[quote=Allan from Fallbrook]Nost: My God, where to begin?!? I tried to follow your posts and her responses, but at some point it transcended reality and moved into this surreal netherworld where all of your points were met with this infantile spew from her. The thing about the dog was the ne plus ultra, however. I don’t think I’ve ever heard someone accuse another of “loving” their dog a bit too much. Brings a whole new meaning to “screwing the pooch”. With Pablo’s entree into this nightmare, we now have a threesome with you, Pablo and the dog. You should probably call Pablo and have him bring some chips and beer.
You might invite the neighbor’s Yorkie as well. At least that way Pablo will have his own date.[/quote]
Oops, detour. Allan, Don’t you think you should try harder to make your wife happy? I don’t like being threatened. She had some rather choice expletives for you…Over something she thought you might be up to…I understood it had happened frequently in the past…Poor woman.
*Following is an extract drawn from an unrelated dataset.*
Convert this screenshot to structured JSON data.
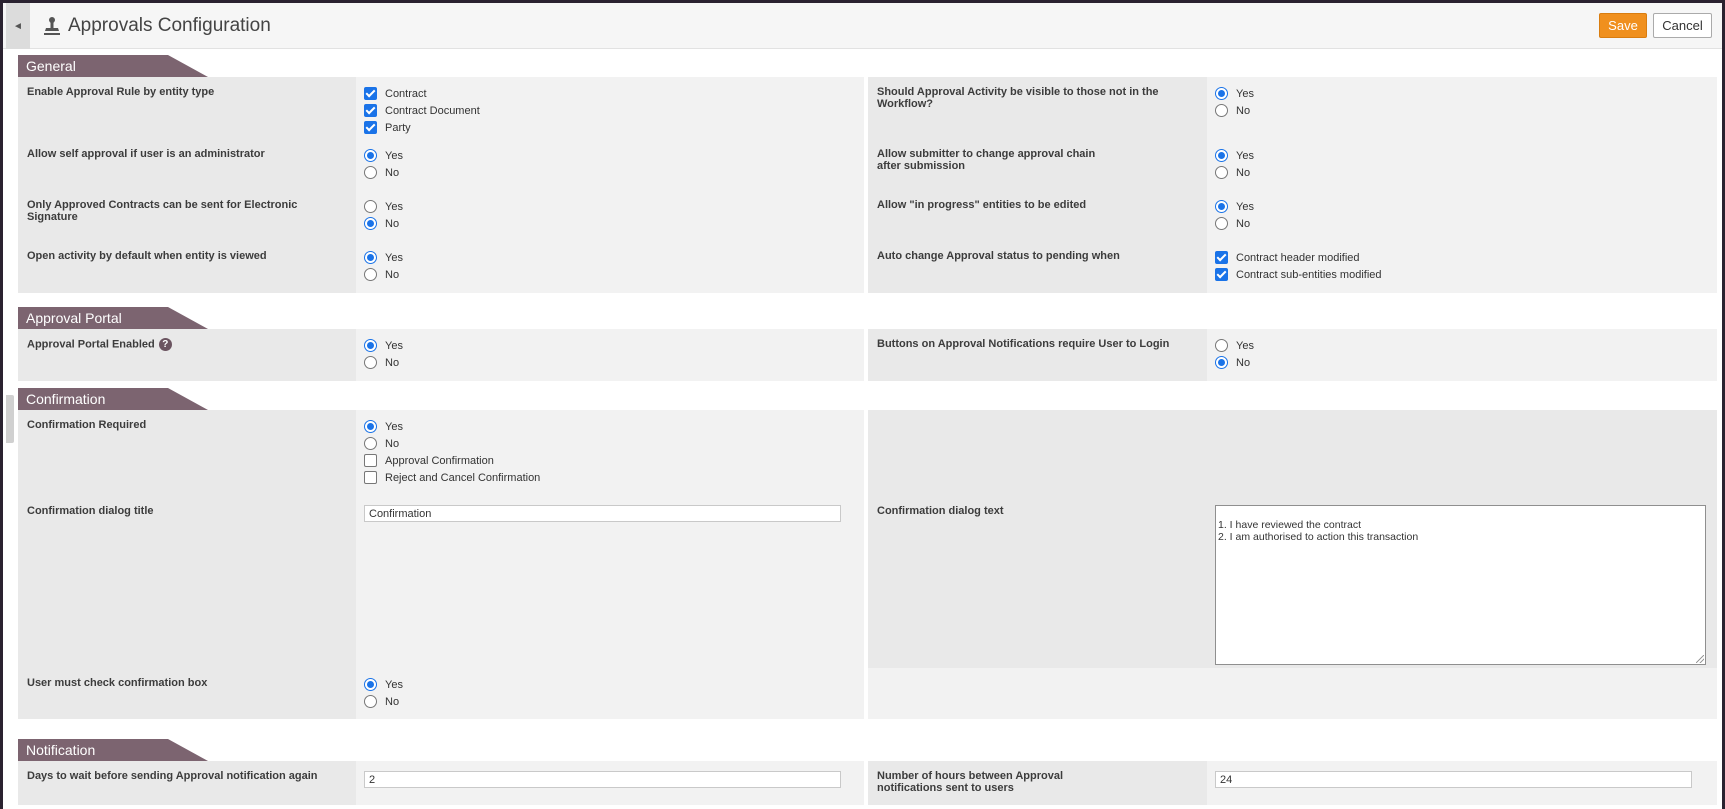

I had to hear how your children suffered along with the threat of if you ever e-mailed me again, she’d hunt me down and “destroy” me. You’re obviously a LOSER. How do you spell adulterer in Latin? I told you to back off. People like you never listen.
Now, as to the above, sounds like you want to join the party? Now that could mean one of two things…
A few fruits sitting around talking shop, and drinking beer. Next thing you know, enter Nostradmaus’s poor dog. He’s on uppers, flying by on a scooter, dressed as Muslin Obama with a sarong made of duck tape. Hey, the dog ain’t stupid!